Solution politique négociée, sous égide américaine, pour revenir à l’application (stricte) de la résolution 1701 du Conseil de Sécurité; ou escalade militaire allant crescendo avec risques de conflagration de grande envergure, qui serait peut-être plus grave que celle de 2006? Depuis plusieurs semaines, les Libanais vivent à l’ombre de cette alternative lourde de conséquences. Sauf qu’au rythme accéléré des assassinats de responsables du Hezbollah et de la recrudescence des raids aériens israéliens et des tirs d’artillerie, la balance semble pencher du côté du dérapage qui, au stade actuel, reste encore «contrôlé».
Comme cela a été souligné à maintes reprises, la grande question qui se pose dans ce cadre est de savoir si les deux protagonistes (Tel-Aviv et Téhéran) ont réellement intérêt à s’engager dans un conflit généralisé. Pour l’heure, force est de constater que d’épais nuages gris s’amoncellent à l’horizon, lesquels pourraient être les signes précurseurs d’une dangereuse conflagration.
La voie de la solution politique ne semble pas pour autant être totalement bloquée. Le chef de la diplomatie Abdallah Bou Habib indiquait lundi à sa sortie du Grand Sérail que le médiateur américain chargé du dossier libanais, Amos Hochstein, ne reviendra à Beyrouth que s’il est porteur de données positives. Coïncidence ou pas, le chef du gouvernement sortant Nagib Mikati déclarait à ce propos, dans une interview à la chaîne de télévision al-Hurra (proche des milieux américains), que l’émissaire US est attendu «cette semaine» au Liban. Est-ce à dire qu’un règlement, global, est réellement concocté en haut lieu dans les coulisses diplomatiques, comme le laissent suggérer la vaste tournée régionale du Secrétaire d’État Antony Blinken et la récente visite à Beyrouth, mi-décembre, du chef de la diplomatie française (sortante) Catherine Colonna, qui s’est par ailleurs entretenue par téléphone avec son homologue iranien, Hossein Amir Abdollahian?
Il ressort dans ce contexte des rares informations filtrées à la presse ainsi que des déclarations des dirigeants israéliens que la solution politique qui serait en gestation repose essentiellement sur un repli de la milice du Hezbollah au nord du Litani. En clair, cela se traduit par une application ferme de la résolution 1701. Mais l’on a trop tendance à vite oublier que si cet objectif est réalisé, il ne s’agirait là aucunement d’un «acquis», car le parti pro-iranien était tenu de se conformer dès le départ, avec la fin de la guerre de juillet 2006, aux dispositions de la résolution onusienne. En apparence, il l’a peut-être fait dans un premier temps, mais ultérieurement, il a entrepris son opération de grignotage du terrain pour effectuer progressivement son redéploiement milicien dans la zone Finul, sous le couvert tantôt d’une obscure association «écologique» et tantôt de groupements de «jeunes résidents», prétendument civils. Ces derniers se livraient de temps à autre à des actions intempestives visant à limiter la liberté de mouvement des Casques Bleus afin de permettre aux suppôts du régime iranien d’agir à leur guise non loin des frontières avec Israël.

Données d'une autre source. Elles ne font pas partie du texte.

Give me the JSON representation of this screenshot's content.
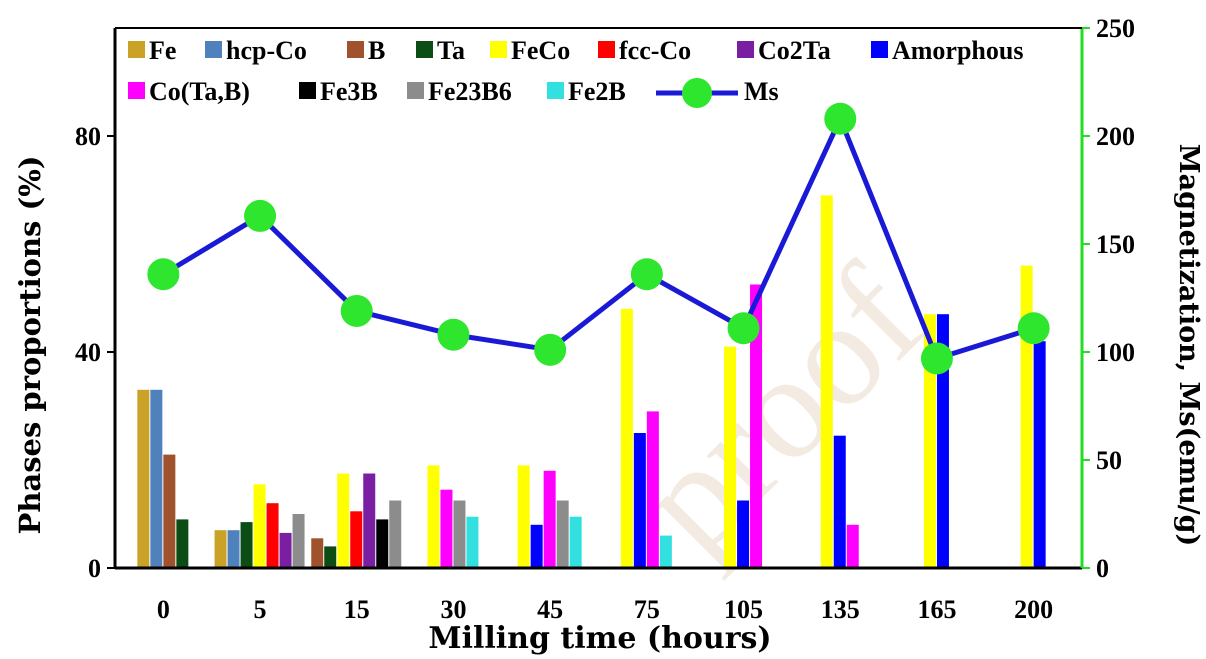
{
  "chart_data": {
    "type": "bar",
    "categories": [
      "0",
      "5",
      "15",
      "30",
      "45",
      "75",
      "105",
      "135",
      "165",
      "200"
    ],
    "xlabel": "Milling time (hours)",
    "ylabel": "Phases proportions (%)",
    "y2label": "Magnetization, Ms(emu/g)",
    "ylim": [
      0,
      100
    ],
    "y2lim": [
      0,
      250
    ],
    "yticks": [
      0,
      40,
      80
    ],
    "y2ticks": [
      0,
      50,
      100,
      150,
      200,
      250
    ],
    "watermark": "proof",
    "legend_placement": "top-left",
    "series": [
      {
        "name": "Fe",
        "color": "#c9a227",
        "values": [
          33,
          7,
          null,
          null,
          null,
          null,
          null,
          null,
          null,
          null
        ]
      },
      {
        "name": "hcp-Co",
        "color": "#4f81bd",
        "values": [
          33,
          7,
          null,
          null,
          null,
          null,
          null,
          null,
          null,
          null
        ]
      },
      {
        "name": "B",
        "color": "#a0522d",
        "values": [
          21,
          null,
          5.5,
          null,
          null,
          null,
          null,
          null,
          null,
          null
        ]
      },
      {
        "name": "Ta",
        "color": "#0b4d14",
        "values": [
          9,
          8.5,
          4,
          null,
          null,
          null,
          null,
          null,
          null,
          null
        ]
      },
      {
        "name": "FeCo",
        "color": "#ffff00",
        "values": [
          null,
          15.5,
          17.5,
          19,
          19,
          48,
          41,
          69,
          47,
          56
        ]
      },
      {
        "name": "fcc-Co",
        "color": "#ff0000",
        "values": [
          null,
          12,
          10.5,
          null,
          null,
          null,
          null,
          null,
          null,
          null
        ]
      },
      {
        "name": "Co2Ta",
        "color": "#7b1fa2",
        "values": [
          null,
          6.5,
          17.5,
          null,
          null,
          null,
          null,
          null,
          null,
          null
        ]
      },
      {
        "name": "Amorphous",
        "color": "#0000ff",
        "values": [
          null,
          null,
          null,
          null,
          8,
          25,
          12.5,
          24.5,
          47,
          42
        ]
      },
      {
        "name": "Co(Ta,B)",
        "color": "#ff00ff",
        "values": [
          null,
          null,
          null,
          14.5,
          18,
          29,
          52.5,
          8,
          null,
          null
        ]
      },
      {
        "name": "Fe3B",
        "color": "#000000",
        "values": [
          null,
          null,
          9,
          null,
          null,
          null,
          null,
          null,
          null,
          null
        ]
      },
      {
        "name": "Fe23B6",
        "color": "#8c8c8c",
        "values": [
          null,
          10,
          12.5,
          12.5,
          12.5,
          null,
          null,
          null,
          null,
          null
        ]
      },
      {
        "name": "Fe2B",
        "color": "#33e0e0",
        "values": [
          null,
          null,
          null,
          9.5,
          9.5,
          6,
          null,
          null,
          null,
          null
        ]
      },
      {
        "name": "Ms",
        "type": "line",
        "axis": "right",
        "line_color": "#1a1ad6",
        "marker_color": "#2ee62e",
        "values": [
          136,
          163,
          119,
          108,
          101,
          136,
          111,
          208,
          97,
          111
        ]
      }
    ]
  }
}
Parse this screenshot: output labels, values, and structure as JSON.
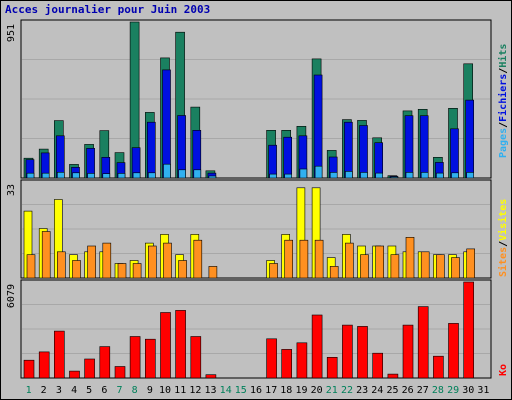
{
  "chart_data": {
    "type": "bar",
    "title": "Acces journalier pour Juin 2003",
    "x": [
      "1",
      "2",
      "3",
      "4",
      "5",
      "6",
      "7",
      "8",
      "9",
      "10",
      "11",
      "12",
      "13",
      "14",
      "15",
      "16",
      "17",
      "18",
      "19",
      "20",
      "21",
      "22",
      "23",
      "24",
      "25",
      "26",
      "27",
      "28",
      "29",
      "30",
      "31"
    ],
    "weekend_days": [
      "1",
      "7",
      "8",
      "14",
      "15",
      "21",
      "22",
      "28",
      "29"
    ],
    "weekend_color": "#00805a",
    "panels": [
      {
        "id": "hits",
        "ymax_label": "951",
        "ylim": [
          0,
          951
        ],
        "series": [
          {
            "name": "Hits",
            "color": "#1a8060",
            "values": [
              121,
              176,
              350,
              83,
              205,
              289,
              155,
              951,
              400,
              732,
              889,
              432,
              44,
              0,
              0,
              0,
              291,
              291,
              315,
              726,
              168,
              356,
              351,
              245,
              14,
              409,
              419,
              126,
              425,
              696,
              0
            ]
          },
          {
            "name": "Fichiers",
            "color": "#0010e0",
            "values": [
              112,
              153,
              257,
              65,
              181,
              126,
              94,
              185,
              340,
              659,
              381,
              291,
              30,
              0,
              0,
              0,
              200,
              249,
              257,
              628,
              128,
              340,
              320,
              215,
              10,
              380,
              380,
              95,
              300,
              475,
              0
            ]
          },
          {
            "name": "Pages",
            "color": "#30b0f0",
            "values": [
              29,
              29,
              35,
              32,
              28,
              26,
              28,
              32,
              32,
              84,
              50,
              50,
              12,
              0,
              0,
              0,
              24,
              24,
              55,
              72,
              34,
              40,
              34,
              30,
              4,
              34,
              34,
              30,
              32,
              34,
              0
            ]
          }
        ]
      },
      {
        "id": "visits",
        "ymax_label": "33",
        "ylim": [
          0,
          33
        ],
        "series": [
          {
            "name": "Visites",
            "color": "#ffff00",
            "values": [
              23,
              17,
              27,
              8,
              9,
              9,
              5,
              6,
              12,
              15,
              8,
              15,
              0,
              0,
              0,
              0,
              6,
              15,
              31,
              31,
              7,
              15,
              11,
              11,
              11,
              9,
              9,
              8,
              8,
              9,
              0
            ]
          },
          {
            "name": "Sites",
            "color": "#ff9020",
            "values": [
              8,
              16,
              9,
              6,
              11,
              12,
              5,
              5,
              11,
              12,
              6,
              13,
              4,
              0,
              0,
              0,
              5,
              13,
              13,
              13,
              4,
              12,
              8,
              11,
              8,
              14,
              9,
              8,
              7,
              10,
              0
            ]
          }
        ]
      },
      {
        "id": "kb",
        "ymax_label": "6079",
        "ylim": [
          0,
          6079
        ],
        "series": [
          {
            "name": "Ko",
            "color": "#ff0000",
            "values": [
              1130,
              1650,
              2970,
              440,
              1200,
              1990,
              730,
              2630,
              2460,
              4150,
              4280,
              2630,
              210,
              0,
              0,
              0,
              2480,
              1810,
              2230,
              3990,
              1310,
              3350,
              3270,
              1570,
              250,
              3350,
              4520,
              1380,
              3460,
              6079,
              0
            ]
          }
        ]
      }
    ],
    "legend": {
      "top": [
        {
          "label": "Pages",
          "color": "#30b0f0"
        },
        {
          "label": "Fichiers",
          "color": "#0010e0"
        },
        {
          "label": "Hits",
          "color": "#1a8060"
        }
      ],
      "middle": [
        {
          "label": "Sites",
          "color": "#ff9020"
        },
        {
          "label": "Visites",
          "color": "#ffff00"
        }
      ],
      "bottom": [
        {
          "label": "Ko",
          "color": "#ff0000"
        }
      ],
      "separator": "/"
    }
  }
}
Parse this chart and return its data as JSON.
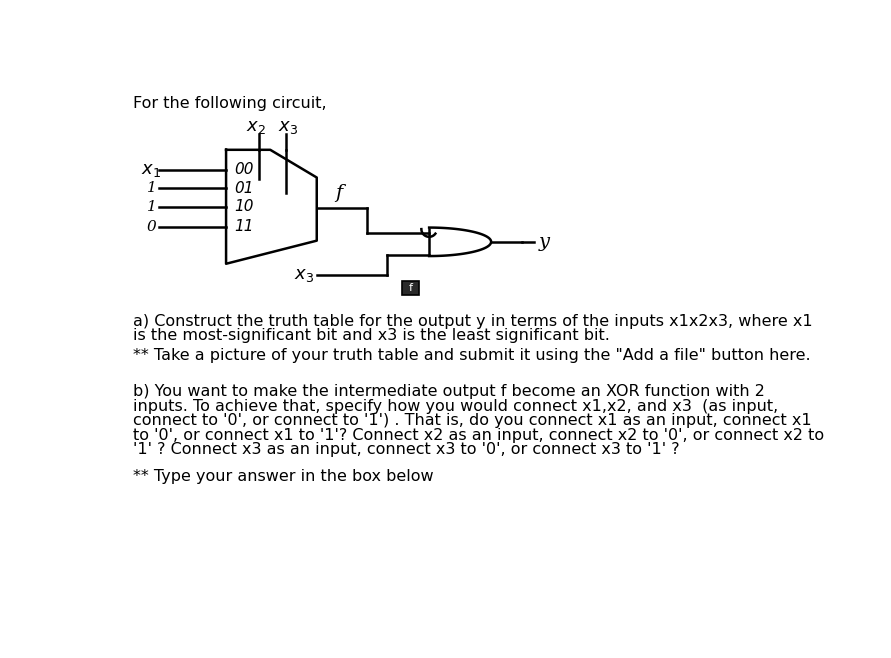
{
  "title": "For the following circuit,",
  "bg_color": "#ffffff",
  "text_color": "#000000",
  "part_a_line1": "a) Construct the truth table for the output y in terms of the inputs x1x2x3, where x1",
  "part_a_line2": "is the most-significant bit and x3 is the least significant bit.",
  "part_a_note": "** Take a picture of your truth table and submit it using the \"Add a file\" button here.",
  "part_b_line1": "b) You want to make the intermediate output f become an XOR function with 2",
  "part_b_line2": "inputs. To achieve that, specify how you would connect x1,x2, and x3  (as input,",
  "part_b_line3": "connect to '0', or connect to '1') . That is, do you connect x1 as an input, connect x1",
  "part_b_line4": "to '0', or connect x1 to '1'? Connect x2 as an input, connect x2 to '0', or connect x2 to",
  "part_b_line5": "'1' ? Connect x3 as an input, connect x3 to '0', or connect x3 to '1' ?",
  "part_b_note": "** Type your answer in the box below",
  "mux_labels": [
    "00",
    "01",
    "10",
    "11"
  ],
  "left_labels": [
    "x1",
    "1",
    "1",
    "0"
  ],
  "font_size_main": 11.5
}
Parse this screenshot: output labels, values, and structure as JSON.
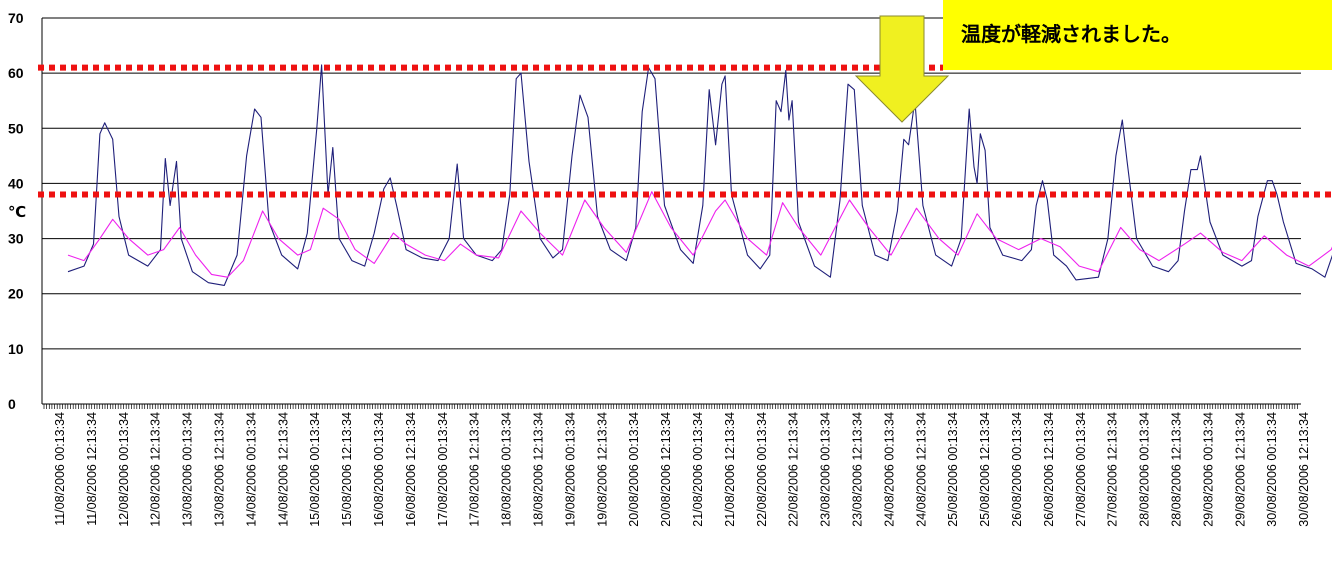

Si les miliciens pro-iraniens se conforment à nouveau à la 1701, qu’est-ce qui garantirait que cette entreprise de grignotage et de «reconquête» progressive et pernicieuse du terrain ne se reproduira pas? Le Hezbollah a rétabli depuis le 8 octobre un nouveau fait accompli milicien au Sud. Pourquoi l’Iran le contraindrait-il à se retirer sans contrepartie politique? Et le cas échéant, quelle pourrait être cette contrepartie?
Tout le problème auquel est confronté aujourd’hui même le Liban réside dans cette dernière interrogation. Car accorder à l’allié de Téhéran des acquis en termes de politique intérieure et de partage du pouvoir (présidence de la République, nouveau gouvernement, nominations sensibles…) ne résoudrait en rien le problème de la posture guerrière et milicienne du parti. Ce dernier ne manquerait pas en effet «d’engloutir» les acquis qui lui auraient été consentis et de retourner à nouveau très rapidement à son comportement belliqueux, accompagné, une fois de plus, d’une relance du grignotage du terrain en zone Finul.
Pour que le retrait de la milice du «parti de Dieu» jusqu’au nord du Litani s’inscrive dans la durée et se fasse sur des bases solides et pérennes, le forcing ne devrait pas être effectué au plan interne, libanais, mais au niveau spécifiquement régional… En faisant au mentor iranien, comme dans le film Le Parain, une «proposition» qu’il ne pourrait pas refuser… Il y va de la stabilité, non seulement du Liban, mais de toute la région, avec comme option essentielle de ne pas retomber dans l’esprit des funestes accords de Munich de 1938.